At Springfield State Hospital, affected workers make between $22,000 and $37,000, well below the cost of living for a family of four. Yet the governor wants to pay someone else even less.

In an interesting twist, the budget also proposes canceling the food service contract at a different institution, the Baltimore City jail, and using state employees to fill those roles, suggesting that prior experiments with privatizing these services haven’t been the best choice for the state.

The budget also calls for eliminating more than 650 positions in unspecified areas.
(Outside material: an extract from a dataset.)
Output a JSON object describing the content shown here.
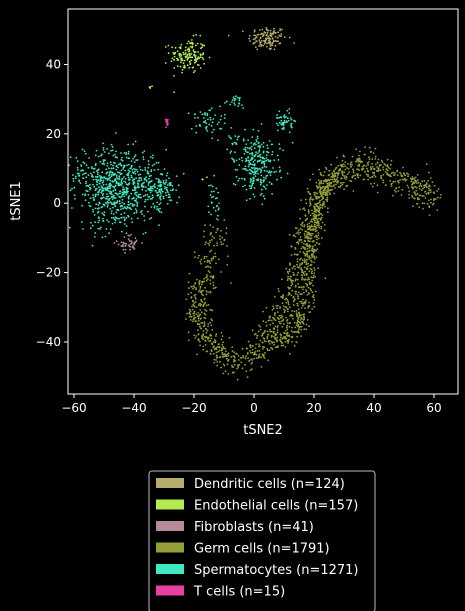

While these could be positions that are already vacant (the governor hasn’t said), these staffing reductions could affect some state agencies’ ability to provide the high-quality services that Marylanders need and expect.


A remaining question mark for the budget is how much the state needs to invest in providing health coverage for Marylanders through Medicaid in the coming year. The number of people participating in Medicaid dropped by more than 9 percent from 2015 to 2016, as the state went through a process to review eligibility for all participants.

According to service providers, many people who dropped out did so because they had problems working through the administrative process, not because they are no longer eligible. Many of those people are expected to return to Medicaid.

The governor’s budget anticipates about 4 percent growth in Medicaid enrollment, which assumes some participants will return. If the need grows faster than expected, however, the state may need to shift money from reserves or other parts of the budget to cover the additional expense.